His hand brushed her thigh again, and she hated the electric tingle that buzzed straight to her crotch. “Screw you!”
“I second that motion. The floor is now open for discussion.”
She’d let him have the floor, all right. She got him flipped onto the tile, somehow managing without hurting his leg. “You’ve developed a taste for the hostility fuck, Xander? Let’s go, then.”
“Wait.” He stretched out his arm, trying to reach the door, slap it shut. “Let me—”
Faith seized his wrists, pinned them to the floor. “I like it just where it is.”
He squirmed free of her grasp, batted at the door until it clicked shut. Where the wrestling match left off and the coupling began wasn’t easy to tell. She met Xander’s aggression with her own, and since he didn’t slow his pace even when he cursed or yelped from a jolt of pain, she held nothing back either. Sounds were amplified by the small tiled space: harsh rasp of breath, their mingled grunts, the soft slap of flesh on flesh, sharp knock of a knee or elbow making contact with wall or floor.

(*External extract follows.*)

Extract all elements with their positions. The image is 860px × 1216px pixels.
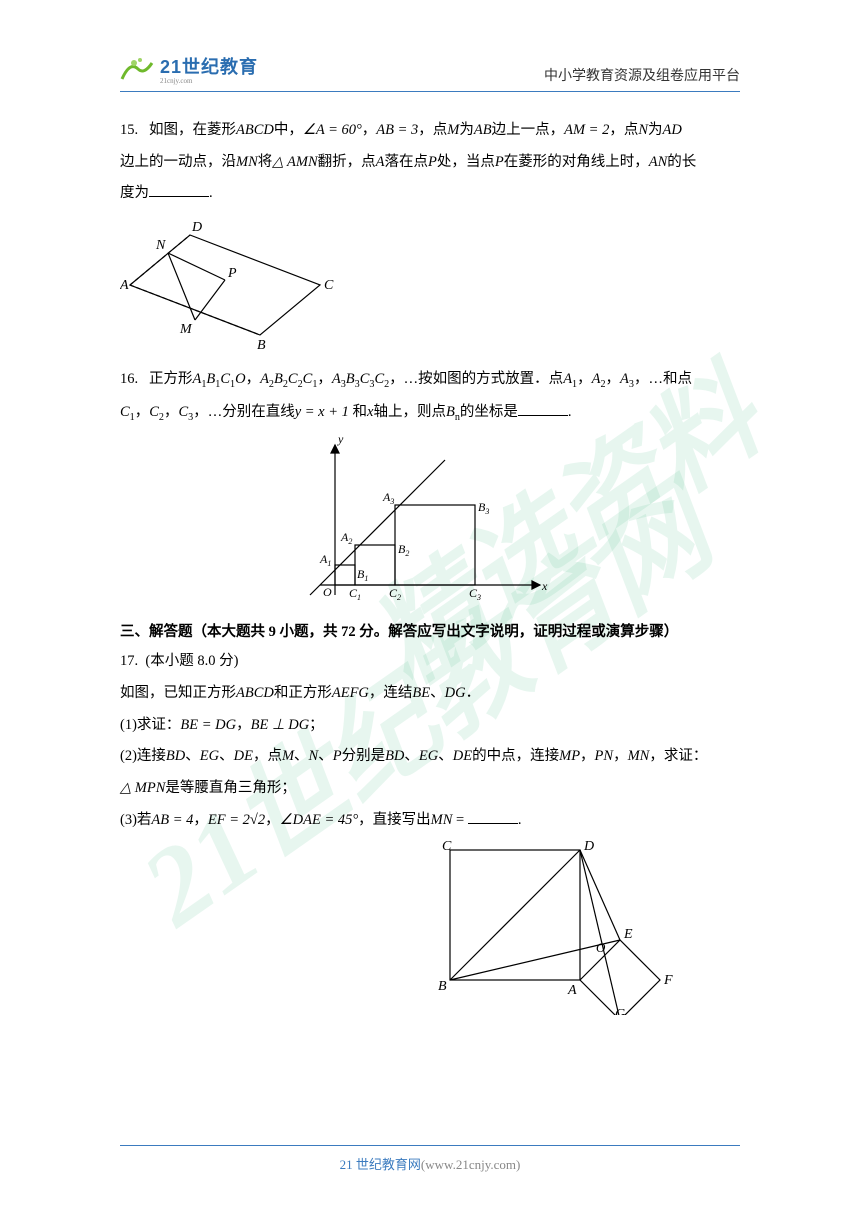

But it changed for her in a flash. She understood that this, ragged and animal, signified his return to life — and that the aggression was where he poured his own anger and fear at watching the life bleed out of him with every heartbeat. Faith let this knowledge course through her body, moved from flinging his hostility back at him to absorbing it, dispelling it. At last they both collapsed against each other, limbs tangled, gasping.
“Faith.”
She turned her head toward him. The gaze that met hers was fully Xander’s, aware, troubled. This time she did let herself touch his hair.
“Not hostility,” he said. “Never that.”
She wasn’t sure she believed him. Hostility could ride on so many other emotions, even love. Faith decided it didn’t matter. “I know,” she told him. “I know.”
What she knew was this: sometimes you had to get down and dirty to fight the demons.
Slowly they came to their feet, got their clothes back in order, and then she and Xander limped together down the hallway to bed.